Dr Christian Homsy, CEO of Celyad, said: “The NKG2D CAR T-Cell Phase I trial is progressing well. No safety issue were reported since the beginning of the trial. We look forward to recruiting the next patients in this second dose cohort.”
Dr Frédéric Lehmann, Head of Immuno-oncology at Celyad, added: “Our NKG2D CAR T-Cell Phase I study is advancing at a nice pace and according the initial plans. No safety issue were reported after the first dose cohort and the second one knows a good start. I am grateful to our Phase 1 investigators who have positioned us so well for this milestone.”

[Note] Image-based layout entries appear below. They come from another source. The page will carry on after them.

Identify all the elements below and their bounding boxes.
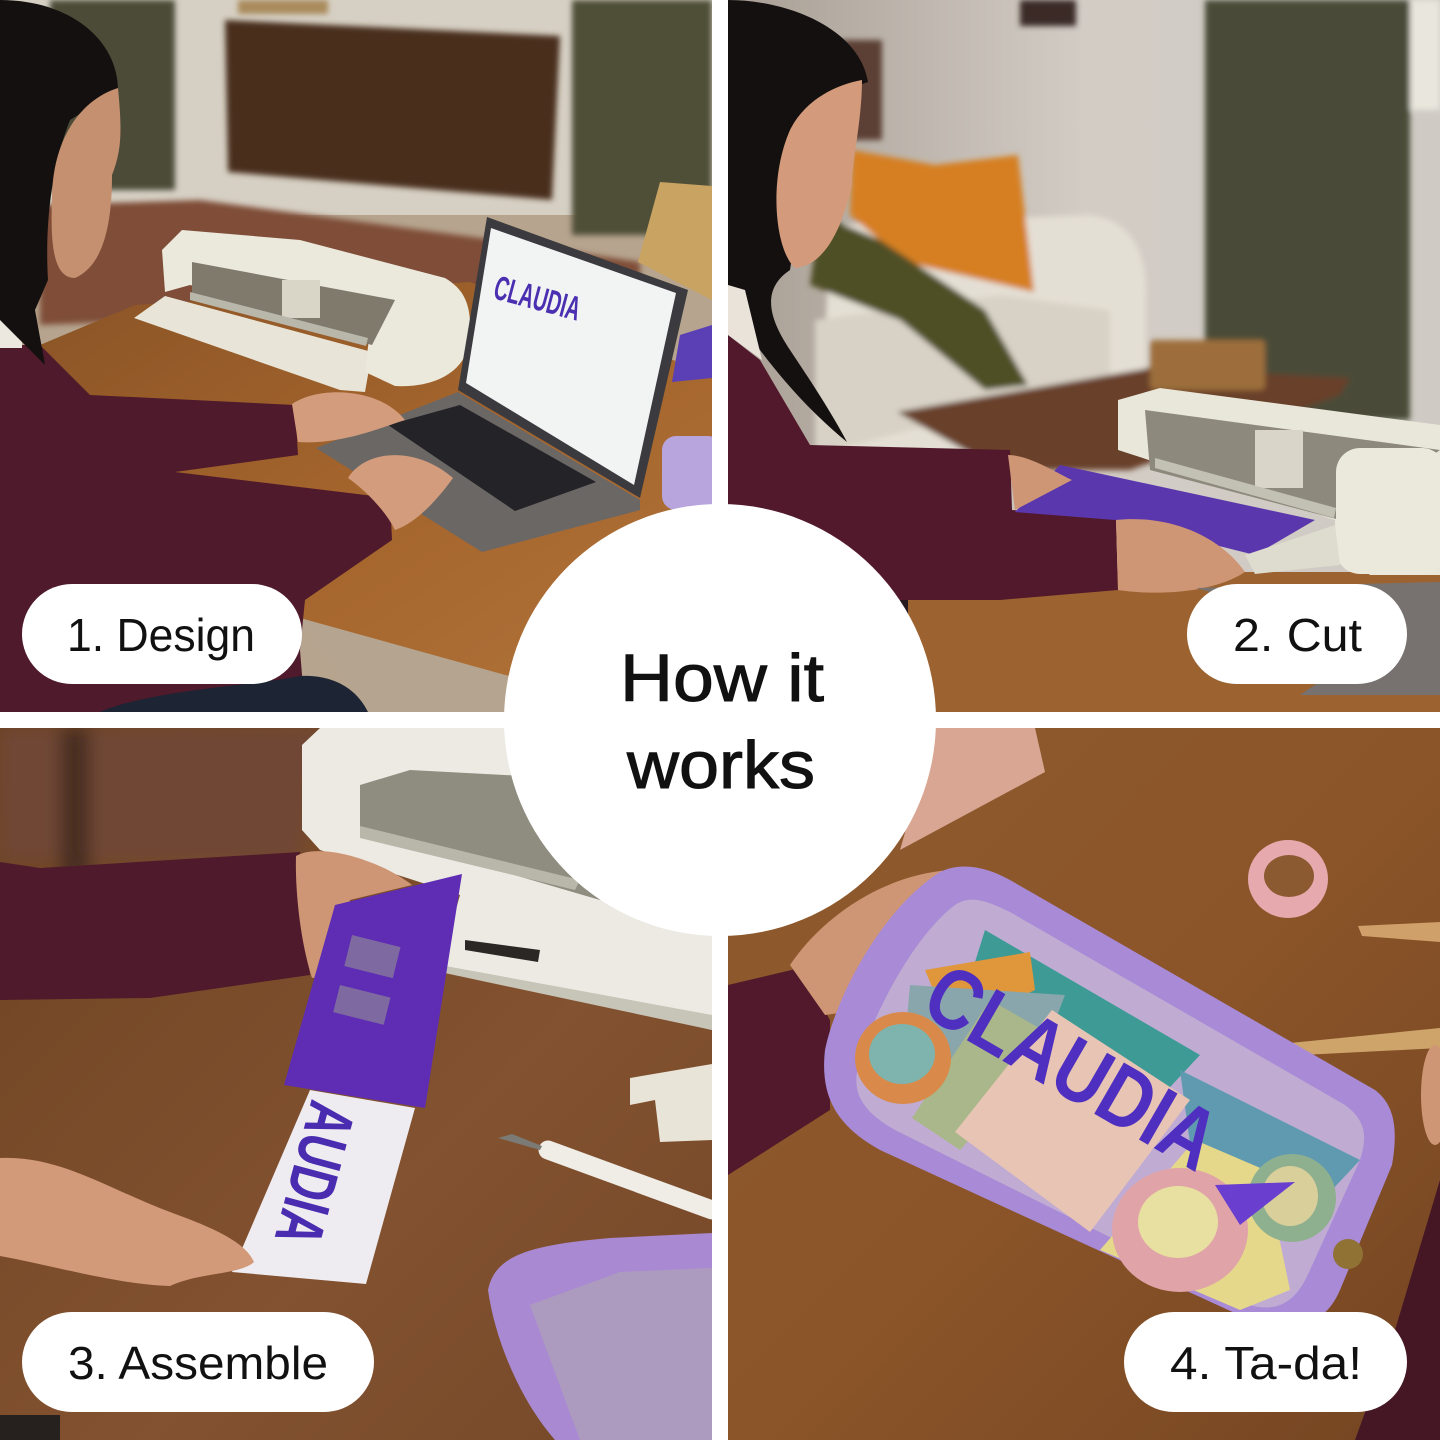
label: 4. Ta-da! <box>1124 1312 1407 1412</box>
sofa <box>820 215 1146 460</box>
label: 2. Cut: 2. Cut <box>1233 609 1362 661</box>
clear pouch <box>824 866 1395 1327</box>
hair and face <box>728 0 868 442</box>
label: 4. Ta-da!: 4. Ta-da! <box>1170 1337 1362 1389</box>
transferred lettering on strip: AUDIA <box>261 1094 370 1254</box>
label: 1. Design <box>22 584 302 684</box>
heading: works <box>626 728 815 803</box>
side table and basket <box>897 368 1350 470</box>
table <box>900 572 1440 712</box>
purple sheet and pouch <box>672 325 712 382</box>
weeding tool <box>548 1150 712 1210</box>
laptop <box>316 217 688 552</box>
backing strip <box>232 1090 415 1284</box>
vinyl name lettering: CLAUDIA <box>908 945 1235 1189</box>
right arm <box>1355 1180 1440 1440</box>
notebook <box>900 728 1045 850</box>
label: 2. Cut <box>1187 584 1407 684</box>
sleeve and hand <box>728 968 830 1175</box>
hands <box>292 392 405 442</box>
chair <box>638 182 712 300</box>
pillow <box>850 150 1034 292</box>
cutting machine <box>1118 388 1440 575</box>
panel: step 4 ta-da photo <box>728 728 1440 1440</box>
purple sheet <box>1015 465 1315 555</box>
pouch contents <box>975 930 1200 1087</box>
cutting machine <box>134 230 470 392</box>
throw <box>810 215 1028 390</box>
hair and face <box>0 0 118 365</box>
centre circle <box>504 504 936 936</box>
peeled purple vinyl <box>284 874 462 1108</box>
label: 3. Assemble: 3. Assemble <box>68 1337 328 1389</box>
left hand <box>0 1158 254 1286</box>
sweater <box>728 335 1118 600</box>
purple pouch <box>488 1233 712 1440</box>
table <box>40 282 712 712</box>
label: 1. Design: 1. Design <box>67 609 255 661</box>
paper roll <box>630 1064 712 1142</box>
panel: step 2 cut photo <box>728 0 1440 712</box>
cutting machine <box>302 728 712 1030</box>
label: 3. Assemble <box>22 1312 374 1412</box>
panel: step 1 design photo <box>0 0 722 712</box>
heading: How it <box>620 641 824 716</box>
heading <box>620 641 824 803</box>
pencils <box>1358 922 1440 942</box>
sleeve <box>0 852 310 1000</box>
panel: step 3 assemble photo <box>0 728 712 1440</box>
sweater and person <box>0 345 392 712</box>
laptop <box>1196 582 1440 695</box>
washi tape <box>1248 840 1328 918</box>
tape rolls <box>855 1012 951 1104</box>
laptop screen design: CLAUDIA <box>490 269 585 329</box>
hand lifting vinyl <box>296 851 412 978</box>
hands <box>1116 519 1245 593</box>
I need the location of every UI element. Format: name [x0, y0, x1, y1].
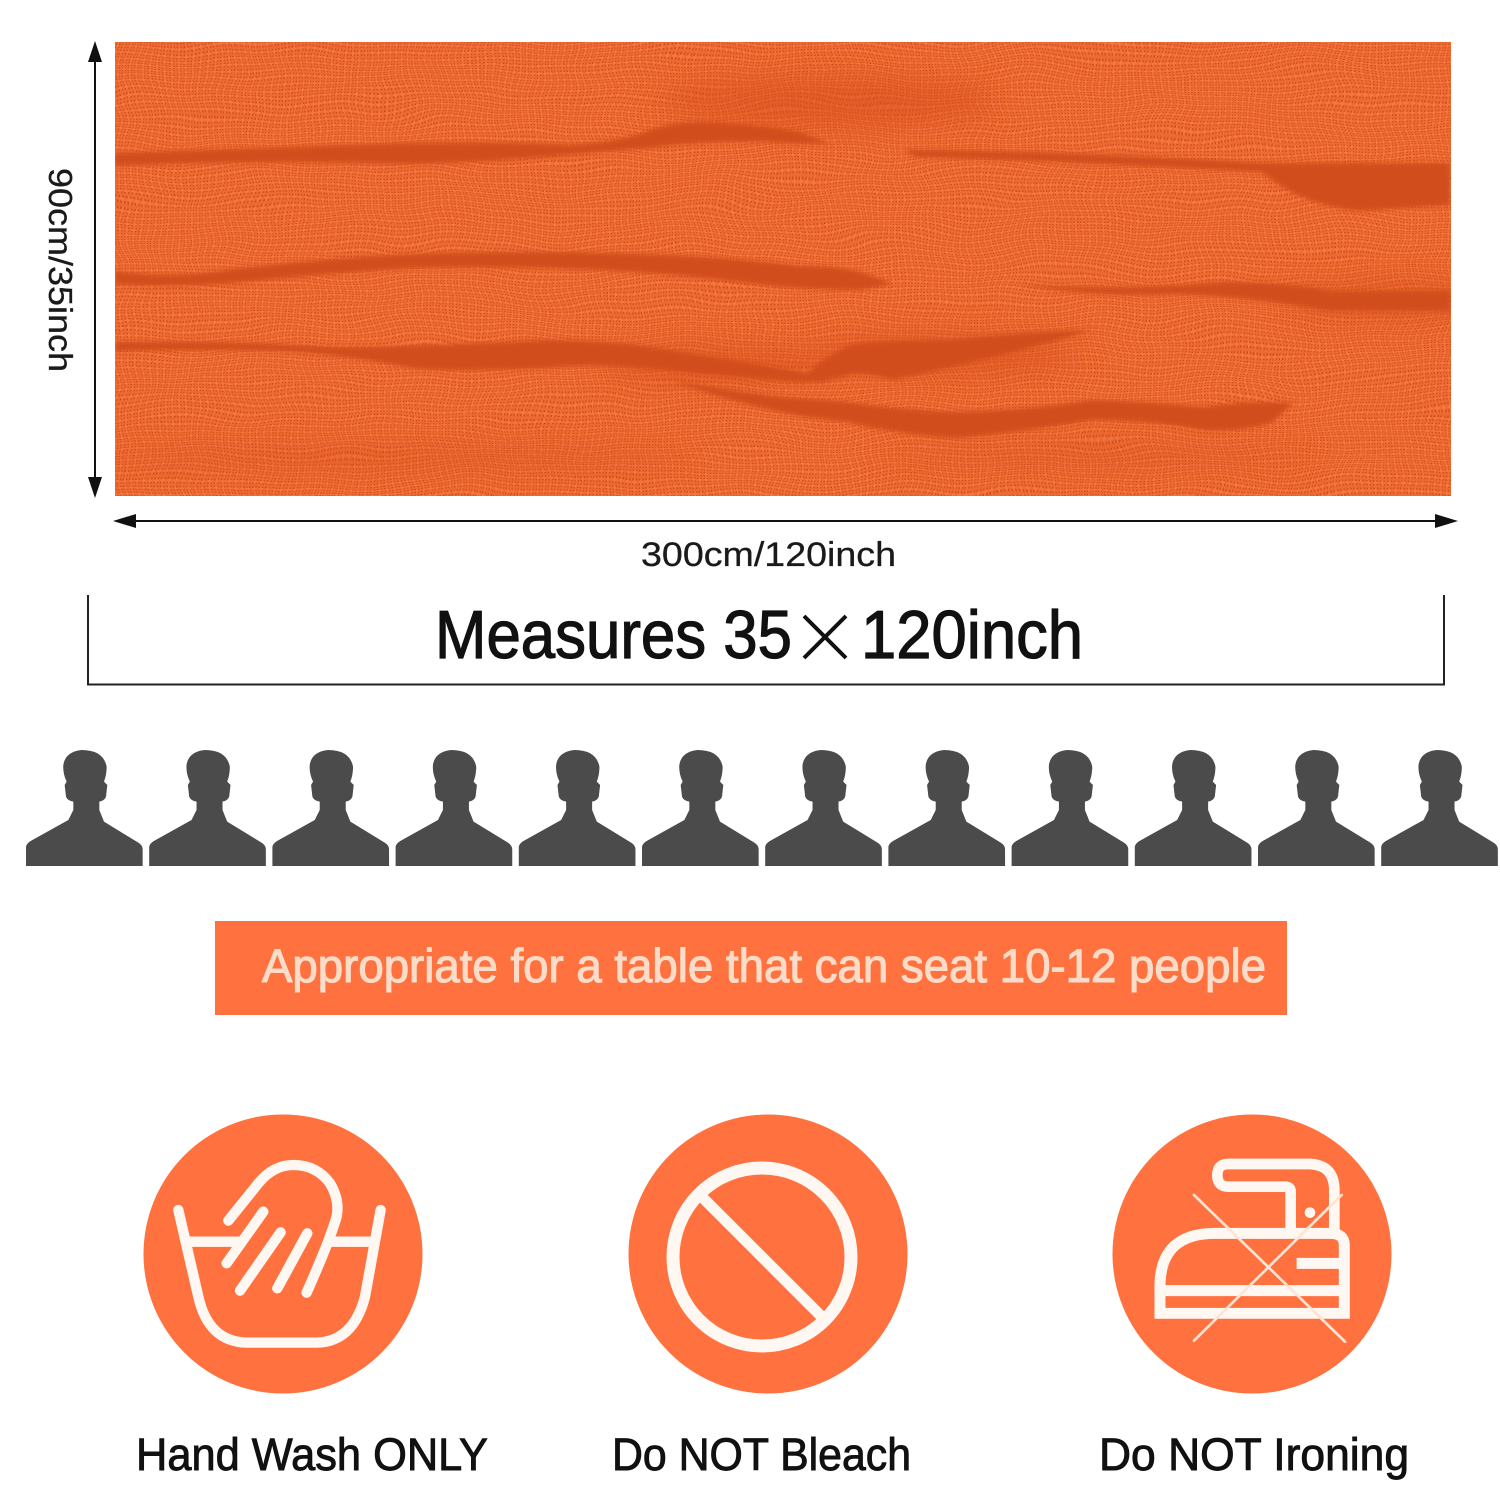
heading: measures: [435, 597, 1083, 673]
person 9: [1012, 750, 1128, 866]
person 12: [1381, 750, 1498, 866]
heading: measures: Measures 35: [435, 597, 792, 673]
person 1: [26, 750, 143, 866]
caption: hand wash: Hand Wash ONLY: [136, 1429, 488, 1480]
heading: measures: 120inch: [861, 597, 1083, 673]
person 8: [888, 750, 1005, 866]
people row: [26, 750, 1498, 866]
banner: seating capacity: Appropriate for a table that can seat 10-12 people: [262, 939, 1266, 992]
panel: orange cheesecloth fabric: [100, 32, 1500, 506]
caption: no bleach: Do NOT Bleach: [612, 1429, 911, 1480]
person 3: [272, 750, 389, 866]
arrow: horizontal dimension: [113, 514, 1458, 528]
person 4: [396, 750, 512, 866]
banner: seating capacity: [215, 921, 1287, 1015]
icon: hand wash: [144, 1114, 422, 1394]
icon: no ironing: [1112, 1114, 1392, 1394]
person 5: [519, 750, 635, 866]
person 6: [642, 750, 759, 866]
label: fabric height: 90cm/35inch: [42, 168, 79, 372]
person 11: [1258, 750, 1375, 866]
person 10: [1135, 750, 1251, 866]
label: fabric width: 300cm/120inch: [641, 536, 896, 574]
bracket: [88, 595, 1444, 684]
arrow: vertical dimension: [88, 41, 102, 498]
icon: no bleach: [628, 1114, 908, 1394]
person 2: [149, 750, 266, 866]
caption: no ironing: Do NOT Ironing: [1099, 1429, 1409, 1480]
person 7: [765, 750, 882, 866]
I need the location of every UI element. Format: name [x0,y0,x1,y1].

Data readouts from the Phase I/IIa NKG2D CAR T-Cell trial expected in mid-2016
CAR-NKG2D is a chimeric antigen receptor (CAR) T-Cell autologous therapy to treat cancer. The CAR technology developed by Celyad uses human natural killer cell (NK cell) receptor which, unlike traditional CAR technologies such as those targeting the CD19 antigen, has the potential to target ligands present on a broad range of solid tumours and blood cancers. The research underlying this technology was originally conducted by Dartmouth College Professor Charles Sentman, and has been published in numerous peer-reviewed publications.
The Phase I/IIa trial is designed to assess the safety and feasibility of NKG2D CAR T-Cells, with secondary endpoints including clinical activity in two different haematological indications. Data readouts from the first 12 patients treated in the Phase I portion are expected in mid-2016. Once the recommended dose is determined, the IIa phase of the trial will enrol 12 additional patients.